La présidente de la Cour suprême défie le pouvoir en refusant d'appliquer une loi contestée par l'UE

La présidente de la Cour suprême polonaise, Malgorzata Gersdorf, a défié le pouvoir, mercredi 4 juillet, en se rendant à son poste alors que la loi sur la Cour suprême entrée en vigueur le 3 juillet l’oblige à partir en retraite, ce que la Commission a contesté en ouvrant le 2 juillet une procédure d’infraction contre Varsovie (EUROPE 12053). 

Le Premier ministre polonais, Mateusz Morawiecki, était, lui, à Strasbourg devant les eurodéputés (voir autre nouvelle) et s’est longuement justifié des réformes insufflées par son gouvernement en matière de justice. Ayant au préalable rappelé que chaque pays devait pouvoir librement organiser « son système judiciaire selon ses traditions », il a insisté sur les améliorations qui devaient être apportées à la justice polonaise, marquée, selon lui, avant ces réformes par l’inefficacité, mais aussi la corruption. 

Les réformes introduites ont ainsi notamment interdit les déplacements de juges de chambre à chambre en fonction des affaires, a-t-il assuré, ce qui a renforcé la transparence. Il s’est dit d’ailleurs déçu de l’attitude de la Commission et s’est interrogé sur son rôle d’intermédiaire honnête. 
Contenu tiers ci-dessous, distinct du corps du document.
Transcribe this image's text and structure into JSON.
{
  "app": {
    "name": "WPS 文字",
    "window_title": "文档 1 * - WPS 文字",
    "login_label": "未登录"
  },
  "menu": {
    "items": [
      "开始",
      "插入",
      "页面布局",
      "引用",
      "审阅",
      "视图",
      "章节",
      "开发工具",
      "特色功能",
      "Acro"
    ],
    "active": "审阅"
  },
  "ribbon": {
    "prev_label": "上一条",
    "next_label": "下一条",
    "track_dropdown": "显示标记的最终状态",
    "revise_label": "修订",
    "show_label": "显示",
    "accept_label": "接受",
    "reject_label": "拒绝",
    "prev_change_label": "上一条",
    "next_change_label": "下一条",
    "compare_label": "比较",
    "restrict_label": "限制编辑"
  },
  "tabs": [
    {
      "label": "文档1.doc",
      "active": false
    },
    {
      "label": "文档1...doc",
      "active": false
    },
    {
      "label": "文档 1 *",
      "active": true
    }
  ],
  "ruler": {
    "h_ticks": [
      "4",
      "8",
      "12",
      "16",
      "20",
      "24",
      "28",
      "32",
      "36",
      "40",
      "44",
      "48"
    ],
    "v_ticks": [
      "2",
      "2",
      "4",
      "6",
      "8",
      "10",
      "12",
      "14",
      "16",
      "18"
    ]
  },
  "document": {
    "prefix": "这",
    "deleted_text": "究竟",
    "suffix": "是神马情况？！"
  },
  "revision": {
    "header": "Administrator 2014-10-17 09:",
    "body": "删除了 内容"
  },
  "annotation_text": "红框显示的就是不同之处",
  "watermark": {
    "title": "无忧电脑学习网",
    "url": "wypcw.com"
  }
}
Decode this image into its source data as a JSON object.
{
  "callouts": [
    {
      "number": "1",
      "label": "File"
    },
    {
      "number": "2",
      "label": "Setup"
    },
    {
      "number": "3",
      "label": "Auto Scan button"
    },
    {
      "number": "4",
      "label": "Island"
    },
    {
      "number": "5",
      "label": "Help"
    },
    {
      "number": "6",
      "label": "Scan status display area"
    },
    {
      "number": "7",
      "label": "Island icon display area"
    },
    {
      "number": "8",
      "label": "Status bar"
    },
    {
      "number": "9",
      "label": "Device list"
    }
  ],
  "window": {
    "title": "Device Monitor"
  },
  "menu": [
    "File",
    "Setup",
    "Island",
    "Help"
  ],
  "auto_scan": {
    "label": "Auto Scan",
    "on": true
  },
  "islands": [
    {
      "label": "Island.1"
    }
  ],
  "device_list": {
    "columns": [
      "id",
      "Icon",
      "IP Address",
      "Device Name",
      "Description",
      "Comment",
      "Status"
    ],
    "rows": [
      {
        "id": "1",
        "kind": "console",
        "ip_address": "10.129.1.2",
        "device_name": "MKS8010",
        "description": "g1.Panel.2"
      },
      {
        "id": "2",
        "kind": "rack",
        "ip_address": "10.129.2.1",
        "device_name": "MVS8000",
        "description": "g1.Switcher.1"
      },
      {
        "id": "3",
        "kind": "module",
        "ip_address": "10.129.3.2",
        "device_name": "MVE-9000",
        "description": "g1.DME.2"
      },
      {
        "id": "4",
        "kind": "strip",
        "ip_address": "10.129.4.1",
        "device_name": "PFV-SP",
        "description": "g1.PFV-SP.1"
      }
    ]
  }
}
MM. Juncker et Timmermans absents pendant le débat

« J’ai toujours admiré la Pologne », a confié le vice-président de la Commission Valdis Dombrovskis, qui officiait lors de ce débat à la place du président, Jean-Claude Juncker, et du premier vice-président, Frans Timmermans, étonnamment absents lors de cette discussion. 

Mais les Polonais, en adhérant très clairement à l’UE, ont « aussi fait le choix de ses valeurs » et donc celui du respect de l’État de droit « qui protège les plus vulnérables ». Pour le commissaire européen, il est impossible d’« ignorer ces attaques envers l’État de droit et de dire que ce sont des questions nationales », comme le Premier ministre n’a eu de cesse de le dire mercredi matin. Sur la loi sur la Cour suprême, le commissaire attend « davantage de changements ». 

Les principaux groupes politiques du PE ont été sur cette ligne, comme Manfred Weber, le chef de file allemand du groupe PPE, qui a promis que l’UE ne tournerait pas le dos aux Polonais et déploré l'absence de réponses mercredi. 

Le député polonais du groupe CRE, Ryszard Antoni Legutko, a, lui, pesté contre l’assemblée, estimant qu’elle ne voulait pas entendre les vrais arguments. « Ici, personne ne s’intéresse à l’avenir de l’UE, ce qui compte, c’est attaquer la Pologne. » (Solenn Paulic)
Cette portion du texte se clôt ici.